2015年に時事通信社配信で連載。十勝毎日新聞などに掲載されました。

 

 母と娘の関係は難しい。世間は母親にも、娘にもつい理想の愛を求め、当の本人たちもその理想に縛られがちである。つまり母は娘に、娘は母に包容力と忍耐力を求める。

「麦子さんと」(2013年公開)は、ある母娘を描いた映画である。父が亡くなり、兄の小岩憲男(松田龍平)と暮らす麦子(堀北真希)は、声優に憧れるフリーター。ある日、消息不明だった母親(余貴美子)が部屋に転がり込み、母に屈託を抱える兄は家を出る。

 麦子は、一緒に暮らした記憶がなく他人も同然の母との同居に戸惑う。そして麦子が作ったとんかつがきっかけで、2人の関係は壊れてしまう。

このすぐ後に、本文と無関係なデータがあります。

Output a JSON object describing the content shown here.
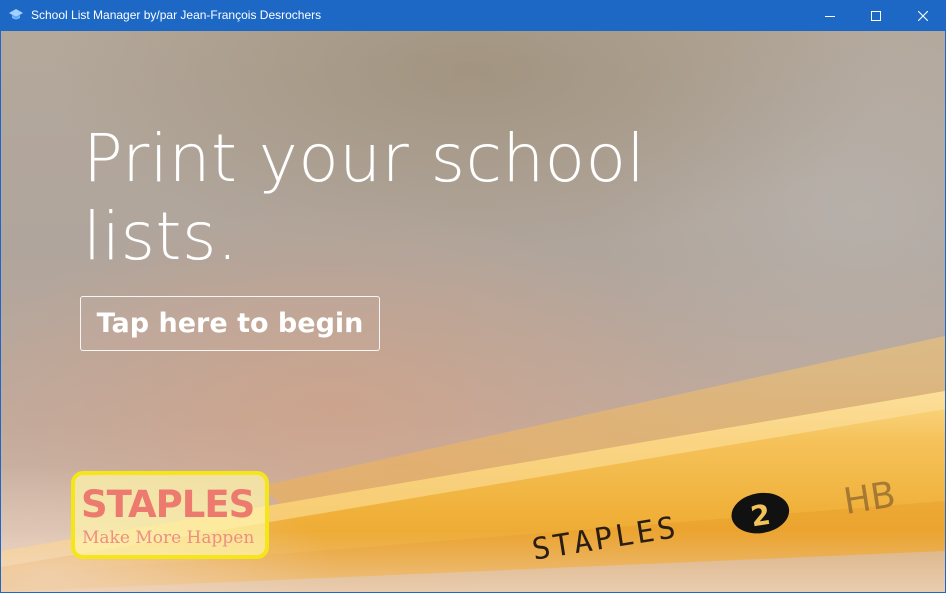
{
  "window": {
    "title": "School List Manager by/par Jean-François Desrochers",
    "icon": "graduation-cap-icon",
    "controls": [
      "minimize-icon",
      "maximize-icon",
      "close-icon"
    ]
  },
  "hero": {
    "title": "Print your school lists.",
    "button_label": "Tap here to begin"
  },
  "logo": {
    "brand": "STAPLES",
    "tagline": "Make More Happen"
  },
  "pencil": {
    "brand": "STAPLES",
    "number": "2",
    "grade": "HB"
  },
  "colors": {
    "titlebar": "#1d68c5",
    "pencil_yellow": "#f2b73c",
    "logo_border": "#f5e61a",
    "logo_text": "#e8706a"
  }
}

 とんかつのルーツは、子牛などをたっぷりの油で焼くコートレットというフランス料理である。1871(明治4)年の肉食解禁以降、日本人はこれを自分たちの口に合うよう改良を重ねた。昭和初期に定着したのが、油でからりと揚げた豚肉に、生のキャベツの千切りを添える一品。油脂をほとんど使わない食文化を築いてきた日本では、いかに油っぽさを抜くかが課題だった。

 とはいえ、とんかつは油で揚げた料理であり、そのことが劇中で重要な役割を果たす。麦子は母に愛情を寄せ始めて、とんかつを作る。娘の料理を母は喜んで食べようとするが、重い病に侵されていた体が油を受け付けず吐いてしまう。事情を知らない麦子が、その反応を不愉快に思ったことが引き金になり、母を追い出してしまうのだ。その行為は、母の愛情を渇望していた裏返しでもある。愛がすれ違う切なさが、とんかつが登場する場面に集約されている。

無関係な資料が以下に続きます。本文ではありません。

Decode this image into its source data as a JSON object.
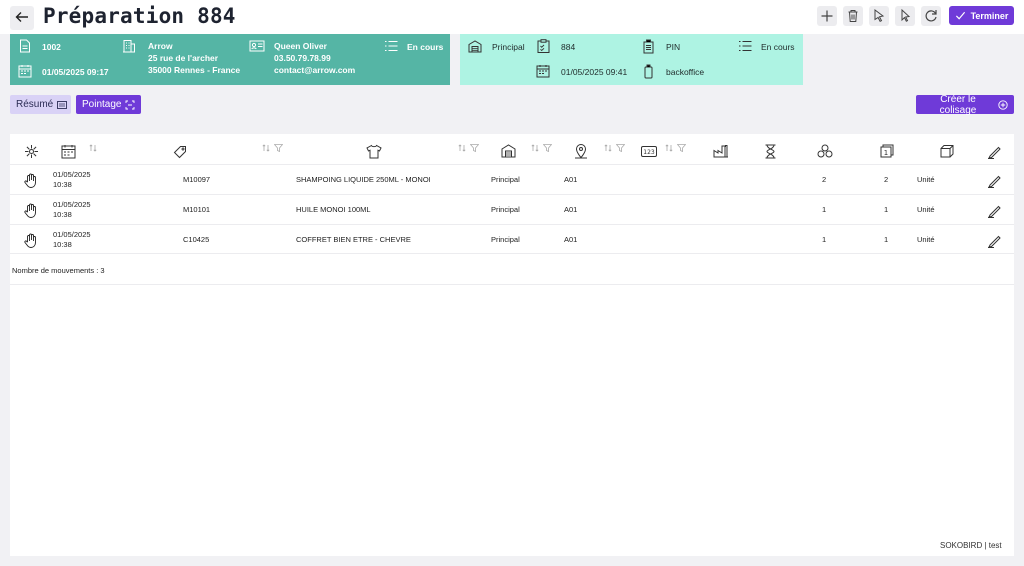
{
  "header": {
    "title": "Préparation 884",
    "finish_label": "Terminer",
    "tools": [
      "plus-icon",
      "trash-icon",
      "cursor-select-icon",
      "cursor-icon",
      "refresh-icon"
    ]
  },
  "card_left": {
    "number": "1002",
    "date": "01/05/2025 09:17",
    "company": "Arrow",
    "address1": "25 rue de l'archer",
    "address2": "35000 Rennes - France",
    "contact_name": "Queen Oliver",
    "phone": "03.50.79.78.99",
    "email": "contact@arrow.com",
    "status": "En cours"
  },
  "card_right": {
    "warehouse": "Principal",
    "prep_number": "884",
    "date": "01/05/2025 09:41",
    "mode": "PIN",
    "status": "En cours",
    "device": "backoffice"
  },
  "actions": {
    "summary_label": "Résumé",
    "pointage_label": "Pointage",
    "create_pack_label": "Créer le colisage"
  },
  "table": {
    "rows": [
      {
        "date": "01/05/2025",
        "time": "10:38",
        "ref": "M10097",
        "product": "SHAMPOING LIQUIDE 250ML - MONOI",
        "warehouse": "Principal",
        "location": "A01",
        "qty": "2",
        "qty2": "2",
        "unit": "Unité"
      },
      {
        "date": "01/05/2025",
        "time": "10:38",
        "ref": "M10101",
        "product": "HUILE MONOI 100ML",
        "warehouse": "Principal",
        "location": "A01",
        "qty": "1",
        "qty2": "1",
        "unit": "Unité"
      },
      {
        "date": "01/05/2025",
        "time": "10:38",
        "ref": "C10425",
        "product": "COFFRET BIEN ETRE - CHEVRE",
        "warehouse": "Principal",
        "location": "A01",
        "qty": "1",
        "qty2": "1",
        "unit": "Unité"
      }
    ],
    "count_label": "Nombre de mouvements : 3"
  },
  "footer": {
    "text": "SOKOBIRD | test"
  },
  "colors": {
    "accent": "#6f3ad8",
    "card_left": "#55b5a5",
    "card_right": "#aef3e3"
  }
}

 後半は、その後亡くなった母の遺体を引き取った麦子が、納骨のために故郷へ赴く物語へと展開する。自分にそっくりだった若い母は、村のアイドル的存在だった。母の青春時代を知り変わり始める麦子。守り慈しんでくれる母性を求める少女が精神的に自立するには、一人の女性としての母を認めなければならない。まず距離を置き、別の角度から母を見る必要がある。とんかつにまつわる出来事は、麦子が母を知って大人になる最初の一歩だったのである。